After competing in the Monaco 70.3 many years ago I came to the conclusion that I would be better off not entering races requiring descending skills. This put Ironman France largely off my race radar; I liked the location, but the course didn’t suit my Kona ambitions. My knowledge of the race is second hand and focuses on the run – back and forth along the promenade without respite from the afternoon sun. The bike may involve some challenging climbs, but it’s melting during the marathon that athletes remember. These things tend to have an impact on race times.
The distributions of finisher splits from the last 8 years of racing shows a spread weighted towards those slower times. Not so much in the swim, but the bike peaks around 6:00 hours with the majority of athletes being slower. The run is a little more evenly spread around the 4:15 mark, still slow by European race standards. Naturally the overall distribution follows a similar trend – peaking between 11:30-12:00 with most of the weight to the right. So Ironman France is clearly one of the slower European races.
Age division medians support this. Median times are consistently at the slower end of the scale. Even in the professional ranks – it’s a slow course when the male bike average is over 5 hours for the pros. It’s worth noting that France has a large field and this does tend to result in slower averages, but the effect is less pronounced at other large European races. Much of this difference is the course – hills and heat.
|Number of Athletes||Number of Slots|
There are 2,753 age groupers registered for this weekend’s race. They’ll be competing for the 60 Kona slots on offer which should be allocated roughly inline with the table above. Actual numbers depend on how many start on race morning.
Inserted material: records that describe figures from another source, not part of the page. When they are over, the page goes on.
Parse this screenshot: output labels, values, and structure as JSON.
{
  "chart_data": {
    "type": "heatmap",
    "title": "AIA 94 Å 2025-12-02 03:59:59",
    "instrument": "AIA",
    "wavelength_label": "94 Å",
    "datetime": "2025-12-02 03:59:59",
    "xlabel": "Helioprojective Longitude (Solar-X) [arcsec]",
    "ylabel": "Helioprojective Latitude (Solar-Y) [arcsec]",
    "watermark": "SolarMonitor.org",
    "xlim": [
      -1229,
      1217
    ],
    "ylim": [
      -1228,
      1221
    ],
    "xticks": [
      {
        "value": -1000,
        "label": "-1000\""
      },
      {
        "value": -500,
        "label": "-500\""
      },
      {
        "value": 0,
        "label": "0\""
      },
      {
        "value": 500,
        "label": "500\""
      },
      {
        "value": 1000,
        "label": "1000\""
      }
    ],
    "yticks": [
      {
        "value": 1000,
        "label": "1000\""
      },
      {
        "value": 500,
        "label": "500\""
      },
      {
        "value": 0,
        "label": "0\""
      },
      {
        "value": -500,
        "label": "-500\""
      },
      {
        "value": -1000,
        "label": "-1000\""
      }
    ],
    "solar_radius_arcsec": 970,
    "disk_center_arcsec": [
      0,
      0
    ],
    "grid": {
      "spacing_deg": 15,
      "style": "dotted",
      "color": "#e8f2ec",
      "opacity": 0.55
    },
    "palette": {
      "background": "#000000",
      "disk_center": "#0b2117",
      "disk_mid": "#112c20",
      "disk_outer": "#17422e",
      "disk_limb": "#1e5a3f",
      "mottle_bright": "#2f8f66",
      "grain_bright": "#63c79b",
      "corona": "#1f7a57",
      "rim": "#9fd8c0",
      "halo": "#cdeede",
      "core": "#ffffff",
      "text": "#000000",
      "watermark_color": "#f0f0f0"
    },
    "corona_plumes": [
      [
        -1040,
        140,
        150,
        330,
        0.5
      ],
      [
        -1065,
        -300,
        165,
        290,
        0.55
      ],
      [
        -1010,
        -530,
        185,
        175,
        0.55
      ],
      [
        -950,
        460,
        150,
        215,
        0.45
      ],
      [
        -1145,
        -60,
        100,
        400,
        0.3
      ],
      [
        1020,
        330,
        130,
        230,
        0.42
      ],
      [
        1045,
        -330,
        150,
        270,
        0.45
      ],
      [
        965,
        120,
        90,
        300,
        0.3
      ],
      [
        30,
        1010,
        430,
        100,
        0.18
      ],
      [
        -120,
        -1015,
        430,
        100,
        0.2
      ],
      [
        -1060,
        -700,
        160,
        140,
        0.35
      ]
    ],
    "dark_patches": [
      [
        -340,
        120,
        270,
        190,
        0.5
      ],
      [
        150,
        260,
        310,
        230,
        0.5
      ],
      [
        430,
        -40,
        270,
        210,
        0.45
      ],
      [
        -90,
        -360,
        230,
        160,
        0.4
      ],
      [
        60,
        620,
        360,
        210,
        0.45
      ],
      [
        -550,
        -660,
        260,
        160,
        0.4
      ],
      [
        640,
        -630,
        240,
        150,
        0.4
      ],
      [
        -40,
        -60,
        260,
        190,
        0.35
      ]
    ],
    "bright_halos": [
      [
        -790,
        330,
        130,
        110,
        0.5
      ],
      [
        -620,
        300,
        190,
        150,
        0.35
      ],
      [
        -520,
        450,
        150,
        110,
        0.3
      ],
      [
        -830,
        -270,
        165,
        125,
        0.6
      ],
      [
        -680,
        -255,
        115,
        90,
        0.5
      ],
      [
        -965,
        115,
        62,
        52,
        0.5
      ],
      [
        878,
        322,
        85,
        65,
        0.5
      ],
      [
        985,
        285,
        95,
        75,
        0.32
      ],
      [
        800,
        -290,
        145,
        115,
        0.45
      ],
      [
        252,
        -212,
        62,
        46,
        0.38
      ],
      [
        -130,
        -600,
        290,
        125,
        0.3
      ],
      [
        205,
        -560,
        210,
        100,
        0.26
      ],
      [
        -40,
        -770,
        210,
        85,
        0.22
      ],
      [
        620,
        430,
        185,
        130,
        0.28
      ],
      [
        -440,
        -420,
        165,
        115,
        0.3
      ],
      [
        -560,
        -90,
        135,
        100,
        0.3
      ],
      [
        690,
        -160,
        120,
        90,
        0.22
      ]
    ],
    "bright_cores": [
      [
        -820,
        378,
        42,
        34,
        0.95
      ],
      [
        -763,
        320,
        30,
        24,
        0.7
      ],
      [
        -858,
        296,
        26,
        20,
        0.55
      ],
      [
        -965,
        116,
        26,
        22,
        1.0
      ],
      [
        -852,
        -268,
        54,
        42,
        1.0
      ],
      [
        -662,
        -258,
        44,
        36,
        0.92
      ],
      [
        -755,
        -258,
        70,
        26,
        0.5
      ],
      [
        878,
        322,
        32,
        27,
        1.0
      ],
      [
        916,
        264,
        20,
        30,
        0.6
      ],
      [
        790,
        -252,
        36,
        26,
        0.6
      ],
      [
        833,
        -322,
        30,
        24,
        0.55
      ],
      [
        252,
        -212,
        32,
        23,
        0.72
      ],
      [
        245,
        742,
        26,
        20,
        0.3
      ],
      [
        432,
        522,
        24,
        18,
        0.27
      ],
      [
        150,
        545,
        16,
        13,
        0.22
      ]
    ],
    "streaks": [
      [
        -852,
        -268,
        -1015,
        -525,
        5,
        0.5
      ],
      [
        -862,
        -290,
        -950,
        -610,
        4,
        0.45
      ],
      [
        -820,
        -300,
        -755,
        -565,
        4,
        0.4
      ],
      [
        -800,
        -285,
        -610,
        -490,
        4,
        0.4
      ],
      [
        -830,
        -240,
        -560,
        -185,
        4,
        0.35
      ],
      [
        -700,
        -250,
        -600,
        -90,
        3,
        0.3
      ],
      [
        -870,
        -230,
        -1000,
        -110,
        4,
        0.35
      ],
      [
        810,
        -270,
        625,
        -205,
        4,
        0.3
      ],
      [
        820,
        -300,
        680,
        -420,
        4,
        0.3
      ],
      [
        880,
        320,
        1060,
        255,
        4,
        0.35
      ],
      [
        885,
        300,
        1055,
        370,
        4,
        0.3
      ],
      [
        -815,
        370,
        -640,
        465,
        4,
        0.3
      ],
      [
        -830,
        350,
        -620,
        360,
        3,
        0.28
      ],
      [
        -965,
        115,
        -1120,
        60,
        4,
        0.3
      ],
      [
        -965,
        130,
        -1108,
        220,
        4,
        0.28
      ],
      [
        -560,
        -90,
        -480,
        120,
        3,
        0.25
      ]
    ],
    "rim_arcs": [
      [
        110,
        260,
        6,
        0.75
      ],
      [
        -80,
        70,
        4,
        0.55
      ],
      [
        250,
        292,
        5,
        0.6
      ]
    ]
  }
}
Despite the slower course and slower average times there are still fast front-of-pack athletes and competition for slots remains high. In the women’s field the drop off from first to 10th or 20th is quite steep and you need to be in a position to win your age group to be confident of qualifying. For the men there’s greater depth of field, competition is high so the drop off in times is generally smaller. It varies with age, but a 9:45 seems a safe target for someone in the hunt for a slot.
Ironman France is not a fast race in comparison with most other European events, but for the front-of-pack age grouper confident in the hills and comfortable in the heat it may represent a good qualification opportunity.